The History of HIV/AIDS
Twenty-five years later: A look back at HIV/AIDS
The first sign of HIV/AIDS in 1981 would tell little of the widespread future devastation. Rather it appeared as an anomaly in what was largely a marginalized population. HIV/AIDS was first seen as Kaposi's Sarcoma in young gay men in New York, an oddity, as traditionally Kaposi's Sarcoma had mainly been diagnosed in elderly men of Italian or Jewish descent.
At about the same time, the Centre for Disease Control in Atlanta noticed that gay men in California and New York were showing an alarming rise in a rare form of pneumonia known as Pneumocystis carinii pneumonia.
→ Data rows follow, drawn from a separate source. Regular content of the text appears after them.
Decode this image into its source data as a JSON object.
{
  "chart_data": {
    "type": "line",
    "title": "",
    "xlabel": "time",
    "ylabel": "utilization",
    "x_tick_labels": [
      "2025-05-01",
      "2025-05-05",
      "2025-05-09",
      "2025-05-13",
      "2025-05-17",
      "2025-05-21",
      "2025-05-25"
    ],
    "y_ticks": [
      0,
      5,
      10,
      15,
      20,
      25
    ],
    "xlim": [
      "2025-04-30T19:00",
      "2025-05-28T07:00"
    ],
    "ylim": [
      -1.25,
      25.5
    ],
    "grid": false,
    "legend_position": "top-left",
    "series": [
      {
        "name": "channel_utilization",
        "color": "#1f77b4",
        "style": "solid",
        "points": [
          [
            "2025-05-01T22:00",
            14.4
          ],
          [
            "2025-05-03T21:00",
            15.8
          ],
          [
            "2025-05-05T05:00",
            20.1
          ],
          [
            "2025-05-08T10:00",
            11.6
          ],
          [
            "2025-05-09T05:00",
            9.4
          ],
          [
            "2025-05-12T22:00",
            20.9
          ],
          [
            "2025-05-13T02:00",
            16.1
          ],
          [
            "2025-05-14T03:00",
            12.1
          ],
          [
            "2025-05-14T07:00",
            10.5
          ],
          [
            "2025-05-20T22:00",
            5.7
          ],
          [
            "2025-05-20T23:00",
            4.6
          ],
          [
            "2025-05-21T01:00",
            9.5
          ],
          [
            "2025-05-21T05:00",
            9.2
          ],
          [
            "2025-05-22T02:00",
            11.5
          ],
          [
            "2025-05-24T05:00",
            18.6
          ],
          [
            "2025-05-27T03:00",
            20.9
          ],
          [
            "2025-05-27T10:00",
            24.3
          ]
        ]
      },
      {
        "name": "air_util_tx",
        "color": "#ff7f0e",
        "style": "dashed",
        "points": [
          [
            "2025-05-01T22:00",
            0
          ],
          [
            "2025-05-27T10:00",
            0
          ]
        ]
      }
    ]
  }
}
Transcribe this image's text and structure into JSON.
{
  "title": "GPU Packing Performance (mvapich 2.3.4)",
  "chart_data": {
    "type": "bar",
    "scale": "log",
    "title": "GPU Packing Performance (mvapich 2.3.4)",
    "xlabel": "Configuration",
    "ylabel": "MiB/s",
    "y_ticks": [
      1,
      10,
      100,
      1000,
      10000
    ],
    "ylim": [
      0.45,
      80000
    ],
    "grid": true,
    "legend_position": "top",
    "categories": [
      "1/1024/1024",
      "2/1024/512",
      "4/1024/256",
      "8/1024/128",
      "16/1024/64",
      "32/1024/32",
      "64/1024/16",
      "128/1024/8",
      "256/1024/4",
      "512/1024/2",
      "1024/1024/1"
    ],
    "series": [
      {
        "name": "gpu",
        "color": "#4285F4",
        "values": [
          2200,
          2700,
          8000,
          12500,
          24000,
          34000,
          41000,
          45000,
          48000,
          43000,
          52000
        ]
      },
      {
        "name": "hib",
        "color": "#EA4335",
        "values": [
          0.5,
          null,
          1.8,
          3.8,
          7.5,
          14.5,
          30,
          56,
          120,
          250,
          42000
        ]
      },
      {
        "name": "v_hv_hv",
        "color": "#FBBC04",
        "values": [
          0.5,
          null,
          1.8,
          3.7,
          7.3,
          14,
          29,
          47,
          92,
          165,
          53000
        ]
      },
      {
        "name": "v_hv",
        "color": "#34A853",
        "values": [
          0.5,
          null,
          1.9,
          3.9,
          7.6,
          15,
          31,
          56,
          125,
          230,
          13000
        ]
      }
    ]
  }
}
This initial link to the gay community would have lasting negative repercussions for the way the world would view HIV/AIDS and led to the terms "Gay Compromise Syndrome" and "Gay-Related Immune Deficiency." In linking the gay community to HIV/AIDS, the medical community chose to ignore that both Kaposi's Sarcoma and Pneumocystis carinii pneumonia were being seen increasingly in intravenous drug users, both heterosexual and homosexual.
A year later, in 1982, AIDS began to be seen in haemophiliacs and Haitians and the disease was renamed the Acquired Immune Deficiency Syndrome.
At this time, little was know about the transmission of AIDS, but with the emergence of the disease in hemophiliacs, it became apparent that AIDS could be transmitted through blood products. With the appearance of AIDS in 1983 in women, it now became apparent that AIDS could be transmitted through both homosexual and heterosexual intercourse.
In the same year, scientists at the Institute Pasteur in Paris isolated a virus that they believed caused AIDS. However, little was made of this discovery in the scientific community.
In 1984, a year later, it was announced that Dr. Robert Gallo of the National Cancer Institute had isolated the virus causing AIDS. However, in 1985 it was confirmed that the virus isolated by Dr. Gallo was the same one previously isolated by the Institute Pasteur. Later that year, the U.S Food and Drug Administration approved the first AIDS test.
Because of the initial association of AIDS with the gay community, AIDS sufferers had to deal with and continue to deal with stigma and discrimination in addition to the health aspects of the disease.
Even today with the progress in information and resources, AIDS sufferers in many parts of the world still bear the social burden of being HIV positive, therefore hampering their ability to manage the disease and lead productive lives.